The index rose 4.6 per cent year-on-year in September, versus 2.7 per cent in August, marking its strongest reading in 42 months since March 2010.

Standard Chartered Bank (StanChart) expects gross domestic product (GDP) growth to accelerate to 5.3 per cent in 2014 from 4.7 per cent this year.

“The increase in new company registrations, along with stronger global PMIs (Purchasing Managers’ Index), indicate a favourable outlook for the corporate sector,” commented economists Edward Lee and Jeff Ng.

Apart from the sustained increase of the Leading Index, more positive is the continued expansion of the diffusion index, which supports its outlook for the third quarter, said CIMB Investment Bank.

“Underpinning our optimism on the fourth quarter of 2013 and 2014 are consumption and investment, aided by a moderate recovery in exports,” said CMIB IB chief economist Lee Heng Guie.

The Leading Index turned around to grow by 1.4 per cent from -0.2 per cent in August, mainly driven by higher real money supply (M1), real imports of other basis precious and other non-ferrous metals and the number of new company registrations.

Also in the bag of positive data is the Coincident Index (CI), which picked up to 2.8 per cent from 2.4 per cent in August. It was largely supported by a rise in capacity utilisation and real salaries and wages in the manufacturing sector and volume index of retail trade.

Lee said underpinning the positive outlook for the fourth quarter of 2013 and 2014 is robust domestic demand, with consumer spending supported by RM4.9 billion of cash handouts to 14.6 million households and bonus payouts of RM2.2 billion to 1.4 million civil servants.

The vigorous implementation of Economic Transformation Programme projects is propping up investment and a gradual recovery in exports will also boost outlook.

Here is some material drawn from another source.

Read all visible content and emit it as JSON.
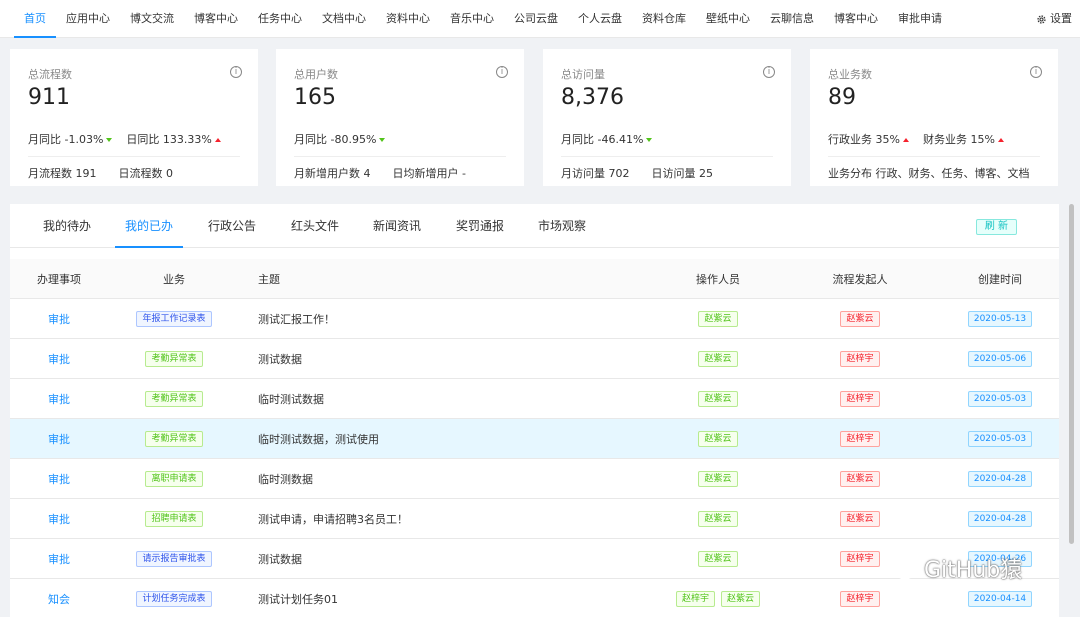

A widening balance of payments surplus (RM11.8 billion) and a current account (CA) surplus (RM9.8 billion) should help to ease concerns about the possible risk of twin deficits, commented CIMB.

“The avoidance of a CA deficit should lessen the pressure on the ringgit and sovereign-bond yields.”

CIMB also expects Malaysia’s current account to remain in surplus, estimated to total RM40.8 billion, or 4.2 per cent, of the GDP. This compared with RM26.3 billion, or 2.7 per cent, of GDP previously.

It also revised its CA surplus to 3.3 per cent of GDP for 2014 and two per cent for 2015.

StanChart also expects the current account to continue to recover given the gradually improving external picture.

It has maintained its 2013 current account surplus forecast of 3.6 per cent of GDP, which is still weaker than 6.4 per cent in 2012.

“The current account improvement was largely driven by the goods surplus, which rose to RM25.7 billion in the third quarter from RM18.7 billion in the second quarter. This is in line with exports, which rose 7.4 per cent year-on-year in the third quarter.”